Hector Ayala, convicted murderer, has spent most of his 25-plus years in California’s San Quentin prison in what corrections officials call “administrative segregation” solitary confinement. Ayala spends 23 hours each day alone in a small cell; he is allowed an hour of exercise, but with little or no opportunity to talk or interact with other prisoners.
Justice Anthony M. Kennedy elicited that information about Ayala’s incarceration at the end of a Supreme Court argument in early March on Ayala’s efforts to get a new trial. Ayala was asking the court to uphold a lower court order granting him a new trial on the ground that blacks and Hispanics were improperly excluded from the jury that convicted him in 1989 of a triple murder four years earlier.
Kennedy voted with four other conservative justices in the 5-4 decision, Davis v. Ayala, that found no fault with the jury selection procedures and nullified the order to grant him a new trial. But when he testified before Congress a month after the argument in connection with the court’s budget, Kennedy recalled the case in an extemporaneous comment criticizing solitary confinement. The practice “literally makes men mad,” Kennedy told a House Appropriations subcommittee on April 4.
Ayala is one of an estimated 25,000 inmates in the United States currently serving sentence in whole or substantial part in solitary confinement. An American law professor serving as a United Nations human rights official concluded a few years ago that long-term solitary confinement constitutes torture, in violation of an international treaty signed by, among others, the United States.
Kennedy used a more visible platform last week [June 18] to speak out against solitary confinement and, in an extraordinary departure from judicial restraint, to invite constitutional challenges to the practice. Near the end of a four-page concurring opinion in Ayala’s case, Kennedy said that, in a proper case, “the judiciary may be required . . . to determine whether workable alternative systems for long-term confinement exist, and, if so, whether a correctional system should be required to adopt them.”
Kennedy accuses the legal profession and the public of being late to correctional issues, but he can rightly be accused of being late to the issue of mass, long-term incarceration. Kennedy provided a critical fifth vote in 1991 for upholding a life-without-parole sentence imposed on a South Dakota for possession of 672 grams (about 23 ounces) of cocaine. A decade later, he again provided a critical fifth vote in 2003 for upholding California’s “three-strikes law,” which imposes a mandatory life term for a three-time recidivist.
Two years later, Kennedy wrote for a unanimous court in finding no due process problems in Ohio’s system of imposing administrative segregation on dangerous or recalcitrant inmates (Wilkinson v. Austin, 2005). He noted, however, that Eighth Amendment issues of cruel and unusual punishment had been dropped or resolved in lower courts before the justices got the case.
Kennedy gets more credit from sentencing reform advocates for providing critical votes in five other cases from 2002 to 2012 that limited eligibility for the death penalty and restricted life-without-parole sentences for juvenile offenders. In addition, he wrote the 5-4 decision in Brown v. Plata (2011) upholding a lower court order that California reduce overcrowding in prisons. Kennedy wrote in that opinion that the medical and mental health care provided to California inmates was “below the standard of decency” inherent in the Eighth Amendment.
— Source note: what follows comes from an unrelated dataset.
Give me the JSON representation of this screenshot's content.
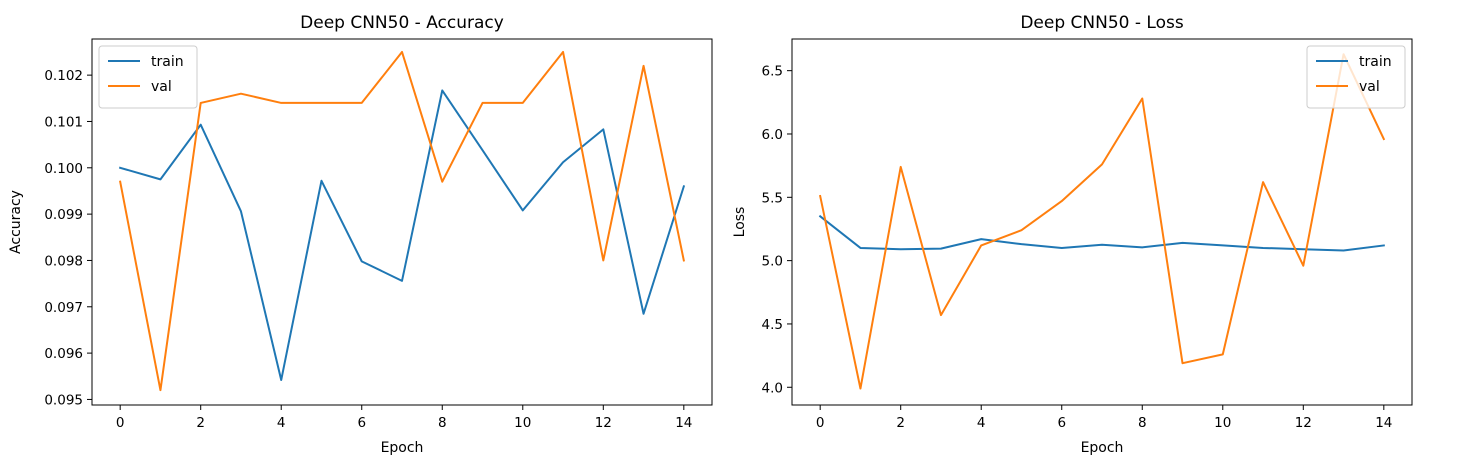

In the new case, Kennedy makes clear that he believes long-term solitary confinement also falls below standards of decency. He notes criticism of the “human toll” of long-term isolation by, among others, an 18th-century British prison reformer and the 19th-century English novelist Charles Dickens.
The Supreme Court itself remarked in 1890 on the “further terror and peculiar mark of infamy” for inmates subjected to solitary confinement. The court in In re Medley noted that “a considerable number” of inmates in solitary confinement “fell . . . into a semi-fatuous condition,” while “others became violently insane” and “others, still, committed suicide.”
Kennedy acknowledged that Ayala’s solitary confinement had no bearing on the legal issues in his case. But Justice Clarence Thomas felt obliged to issue a sharp rejoinder. He noted that Ayala’s “accommodations” were “a far sight more spacious” than those of the three victims in the case. Thomas has voted consistently since joining the court in 1991 to reject Eighth Amendment claims about prison conditions even in an unsavory Alabama case brought by an inmate shackled to a “hitching post” for an entire day (Hope v. Pelzer).
The risk of suicide from long-term solitary confinement was made clear in the recent case of Kalief Browder, the teenager who hanged himself at New York City’s infamous Rikers Island after being held for three years without trial for stealing a backpack. Kennedy includes a citation to the incident as evidence of “a new and growing awareness in the broader public” about corrections issues and solitary confinement in particular.
Solitary confinement has grown and become institutionalized in the era of mass incarceration. “Years on end of near-total isolation exacts a terrible price,” Kennedy writes. The price is paid by individuals with little capacity to influence the political branches. Kennedy rightly suggests the courts as the most likely forum for stemming a cruel but not-so-unusual punishment.